Я не знал своего отца. А если и знал, то не знал, что это он. Моя мама знала его только несколько часов. Он не оставил своего телефона, и она не смогла с ним связаться, когда поняла, что беременна. Единственное, что она сказала мне про него — мужчины, не видящие смысла в использовании презервативов, не подходят на роль отца. Отец Сары продержался чуть подольше, несколько месяцев, я полагаю. Так что на самом деле она моя сестра только наполовину. Но она всегда звала меня братом. Она была на восемнадцать месяцев старше меня.
Мы жили в муниципальном микрорайоне Олдбери. Олдбери милый городок, но эти микрорайоны находятся за его пределами — они торчат среди заводов и электростанций, где всегда ходит транспорт, но нет ни магазинов, ни домов.

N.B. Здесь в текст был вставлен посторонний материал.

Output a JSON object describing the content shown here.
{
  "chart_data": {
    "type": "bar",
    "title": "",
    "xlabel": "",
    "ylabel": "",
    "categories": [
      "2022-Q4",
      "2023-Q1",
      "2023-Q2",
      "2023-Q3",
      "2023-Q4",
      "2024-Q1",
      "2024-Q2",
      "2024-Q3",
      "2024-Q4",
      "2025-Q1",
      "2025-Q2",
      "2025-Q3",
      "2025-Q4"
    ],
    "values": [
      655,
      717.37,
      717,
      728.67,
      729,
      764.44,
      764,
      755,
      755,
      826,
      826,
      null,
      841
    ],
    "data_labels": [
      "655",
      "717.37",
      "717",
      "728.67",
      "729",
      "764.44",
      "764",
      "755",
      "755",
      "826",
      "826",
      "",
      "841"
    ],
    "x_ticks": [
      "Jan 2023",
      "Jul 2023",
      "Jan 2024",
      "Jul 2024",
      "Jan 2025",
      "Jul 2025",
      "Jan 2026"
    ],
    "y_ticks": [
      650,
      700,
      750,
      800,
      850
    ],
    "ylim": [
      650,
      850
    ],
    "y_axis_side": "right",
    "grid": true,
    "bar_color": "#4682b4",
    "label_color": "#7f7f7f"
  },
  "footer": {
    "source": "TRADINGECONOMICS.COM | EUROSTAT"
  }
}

Там было два участка, застроенных жилыми домами. Один представлял собой улицу, окаймленную с двух сторон тремя или четырьмя рядами одинаковых кубиков — как в детском саду. Теперь они все разрушены или сожжены, и вряд ли там кто-нибудь живет. Другой участок — это теснящиеся на клочке наклонного пустыря башни. Мы жили именно здесь. На девятом этаже. На всех окнах была проволочная решетка, чтобы защитить стекла. В любое время года в здании было холодно.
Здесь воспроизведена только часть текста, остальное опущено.